Data from: Olfactory and visual plant cues as drivers of selective herbivory
Stutz, Rebecca S. et al. (2016), Data from: Olfactory and visual plant cues as drivers of selective herbivory, Dryad, Dataset, https://doi.org/10.5061/dryad.k0p2b
Food quality is an important consideration in the foraging strategy of all animals, including herbivores. Those that can detect and assess the nutritional value of plants from afar, using senses such as smell and sight, can forage more efficiently than those that must assess food quality by taste alone. Selective foraging not only affects herbivore fitness but can influence the structure and composition of plant communities, yet little is known about how olfactory and visual cues help herbivores to find preferred plants. We tested the ability of a free-ranging, generalist mammalian browser, the swamp wallaby Wallabia bicolor, to use olfactory and visual plant cues to find and/or browse differentially on Eucalyptus pilularis seedlings grown under different nutrient conditions. Low-nutrient seedlings differed from high-nutrient seedlings, having lighter coloured leaves, red stems and lower biomass and nitrogen content. In the absence of visual cues, wallabies used odour to differentiate vials containing cut seedlings. They visited and investigated patches with high-nutrient seedling odour most, followed by patches with low-nutrient seedling odour, and patches with no added odour least. However, when visual and olfactory cues of seedlings were present, wallabies reversed their foraging response and were more likely to browse low- than high-nutrient seedlings.
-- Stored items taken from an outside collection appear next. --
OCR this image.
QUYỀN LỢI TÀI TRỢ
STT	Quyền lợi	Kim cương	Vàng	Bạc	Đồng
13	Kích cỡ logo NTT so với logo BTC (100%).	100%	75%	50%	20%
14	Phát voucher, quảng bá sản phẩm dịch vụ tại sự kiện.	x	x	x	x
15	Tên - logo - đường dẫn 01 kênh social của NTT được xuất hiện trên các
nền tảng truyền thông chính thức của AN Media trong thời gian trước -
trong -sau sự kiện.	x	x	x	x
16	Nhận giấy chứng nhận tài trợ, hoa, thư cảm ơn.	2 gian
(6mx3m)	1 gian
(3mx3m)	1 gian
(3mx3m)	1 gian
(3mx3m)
This browsing difference, in turn, disappeared when long-range visual cues were reduced by pinning seedlings horizontal to the ground. We suggest that visual cues overrode the effects of olfactory cues on browsing patterns of intact seedlings. Our study shows that herbivores can respond to odours of higher nutrient plants but in ecologically realistic scenarios they use a variety of visual and olfactory cues, with a context-dependent outcome that is not always selection of high nutrient food. Our results demonstrate the importance of testing the sensory abilities of herbivores in realistic multi-sensory settings to understand their function in selective foraging.